Acharya Prashant: Then there are other places you are giving time to. Reduce time from there. The day has 24 hours for everybody. There is this thing that you want to do, and there is this thing that you want to do (two different things) Then definitely, you have to cut down on some other things that are not up in the priority list. See how much time you waste in gossip, or on the phone, or in other things. I mean, you’ll have to extract time from somewhere.
Questioner: Continue both.
Acharya Prashant: Whether you would continue both depends totally on you. I’m nobody to guide that. It depends on your relationship, the intensity of your love for what you are doing.
See, time should never be a problem, because we complain about time only when we do not measure it. And you cannot manage what you do not measure. Hardly anybody I know measures time, how much time do I put into this, into that, into that, into that, into that? And if you can actually measure that, you’ll be astounded. You’ll be astounded at the proportion you waste every day, knowingly or unknowingly. So there is always enough time in the reserve, just that because you don’t measure it, you never come to know that so much buffer is still available, being wasted in many, many small ways.
If you really love what you’re doing and you find you are falling short of time, then you will measure time. Once time is measured, you’ll find it can be managed.
Questioner: Sir, I wanted to add a question. I feel the majority of the panel has talked a lot about passion, what they want to do, what gives them the drive. So, you mentioned something when you were answering Kathan. You said how passionate people care very little about money because, you know, 24/7 they are behind their dream, which gives them the drive to move on.

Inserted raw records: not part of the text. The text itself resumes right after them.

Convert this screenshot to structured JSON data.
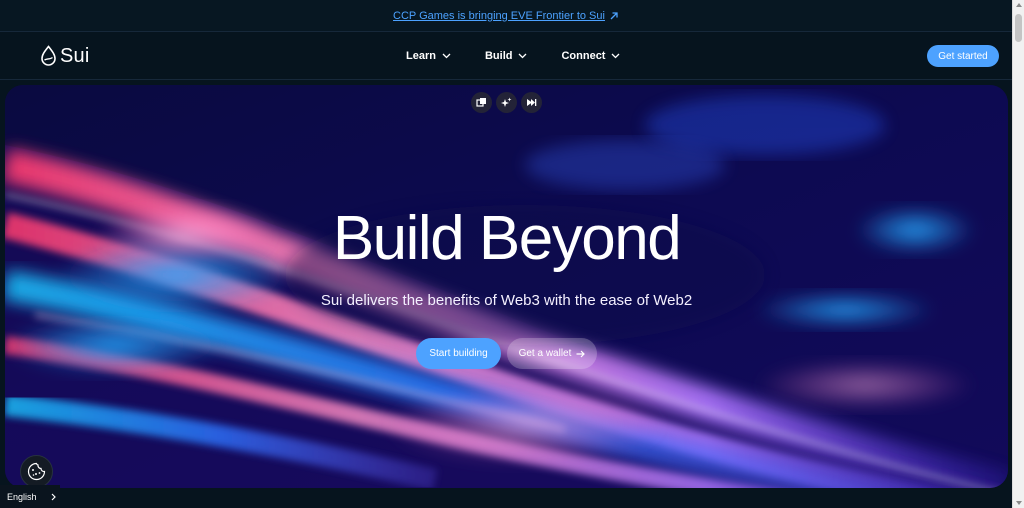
{
  "announcement": {
    "text": "CCP Games is bringing EVE Frontier to Sui",
    "icon": "arrow-up-right-icon",
    "color": "#4ca2ff"
  },
  "header": {
    "logo_text": "Sui",
    "logo_icon": "sui-drop-icon",
    "nav": [
      {
        "label": "Learn",
        "icon": "chevron-down-icon"
      },
      {
        "label": "Build",
        "icon": "chevron-down-icon"
      },
      {
        "label": "Connect",
        "icon": "chevron-down-icon"
      }
    ],
    "cta_label": "Get started",
    "accent": "#4da2ff"
  },
  "hero": {
    "controls": [
      {
        "icon": "copy-icon"
      },
      {
        "icon": "sparkle-icon"
      },
      {
        "icon": "skip-forward-icon"
      }
    ],
    "title": "Build Beyond",
    "subtitle": "Sui delivers the benefits of Web3 with the ease of Web2",
    "primary_label": "Start building",
    "secondary_label": "Get a wallet",
    "secondary_icon": "arrow-right-icon"
  },
  "footer_widgets": {
    "cookie_icon": "cookie-icon",
    "language": "English",
    "language_icon": "chevron-right-icon"
  }
}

So, there have been a lot of instances, or like I’ve seen interviews of older people who, when asked, “What would you change, one thing in your life, if you could change one thing, what would it be?” some of them have responded that they wouldn’t work that hard.
Now, if you are a passion-driven person, but you also crave social connection, and you don’t want to be left out from your friend circle, from your parents, or anything, how do you strike a balance between the two? Or do you have to sacrifice one to achieve the other?
Acharya Prashant: See, if you have been working just because somebody else has been pulling the strings, somebody else has been operating the remote control, then obviously, at the end of your life, you’ll be left complaining that you worked just too much, and you’d be left wanting that you had more free time for yourself, right?
If you are working as an expression of your creativity, your love, your devotion, then you would want to die in the harness, as they say. You would want to die working. You will say, “I’m never, never going to be retired because this is not work. This is love.”
If you find somebody who, at 80, is saying that the one thing he would want to change in his past is that he would work less, this is a fellow who has been very unfortunate and very unkind to himself. This is a fellow who has worked just for the sake of social sanction or domestic pressure, or some unconscious desire. He has been working for those reasons, and therefore, at the end of it, at the sunset of life, now he’s regretting. Now he’s saying all that work has gone down the drain because all that work was in the wrong direction, from the wrong center.
If you have been living rightly, then work is the most beautiful thing.